Wire formings
complexity, precision, cost-effectiveness
We offer the following specifications:
Heat treatment: per requirement (inert gas atmosphere, vacuum, air)
Plating process: see copper, nickel, tin, silver, gold
Wire sizes: from 0.10mm (0.004") to 2.60mm (0.1")
Standards: JIS, DIN, ASTM, AMS, SAE, BS, EN
Materials:
Hard drawn wire (SWC)
Music wire (SWPB)
Stainless steel (SUS 302 /301/304)
Beryllium copper
Phosphor bronze
Chrome silicon
Chrome vanadium
Multi-wire forming, also known as multi-axis wire forming or complex wire forming, offers several advantages and finds diverse applications across various industries. Here are some of the advantages and uses of multi-wire forming:
Advantages:
Complex Geometries: Multi-wire forming allows for the creation of intricate and complex shapes and geometries that cannot be achieved with traditional wire forming methods. This versatility enables the production of highly customized and precisely engineered components to meet specific application requirements.

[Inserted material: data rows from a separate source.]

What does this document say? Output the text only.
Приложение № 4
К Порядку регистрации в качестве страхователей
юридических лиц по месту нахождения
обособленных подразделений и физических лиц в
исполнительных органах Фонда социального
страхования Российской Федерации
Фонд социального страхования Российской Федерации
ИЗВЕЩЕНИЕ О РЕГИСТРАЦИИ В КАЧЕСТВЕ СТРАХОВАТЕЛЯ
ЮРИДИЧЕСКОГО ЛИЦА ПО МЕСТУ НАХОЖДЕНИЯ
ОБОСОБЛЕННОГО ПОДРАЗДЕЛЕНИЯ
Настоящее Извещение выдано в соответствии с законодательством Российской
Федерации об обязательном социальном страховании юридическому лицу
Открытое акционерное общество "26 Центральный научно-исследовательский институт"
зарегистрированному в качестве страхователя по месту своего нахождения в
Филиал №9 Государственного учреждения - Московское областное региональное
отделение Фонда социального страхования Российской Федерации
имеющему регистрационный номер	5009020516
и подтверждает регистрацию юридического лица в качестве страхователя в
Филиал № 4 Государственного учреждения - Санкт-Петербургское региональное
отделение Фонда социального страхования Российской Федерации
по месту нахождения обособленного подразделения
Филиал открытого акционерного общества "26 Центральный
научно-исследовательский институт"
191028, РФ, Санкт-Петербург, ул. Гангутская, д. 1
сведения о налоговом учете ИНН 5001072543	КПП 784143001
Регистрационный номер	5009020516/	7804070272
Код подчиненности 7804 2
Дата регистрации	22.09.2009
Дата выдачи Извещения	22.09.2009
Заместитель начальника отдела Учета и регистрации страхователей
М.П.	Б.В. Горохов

High Precision: Multi-wire forming techniques offer exceptional precision and accuracy, ensuring consistent dimensions and tight tolerances in the finished parts. This level of precision is crucial for applications where exact specifications and tight fit are critical, such as in automotive, aerospace, and medical devices.
Cost-Effectiveness: Despite its ability to produce complex shapes, multi-wire forming can be a cost-effective manufacturing method, particularly for high-volume production runs. The automated nature of the process reduces labor costs and increases efficiency, making it a competitive option for mass production.
Material Efficiency: Multi-wire forming optimizes material usage by minimizing waste and scrap. The ability to form multiple wires simultaneously allows for efficient use of raw materials, reducing material costs and environmental impact.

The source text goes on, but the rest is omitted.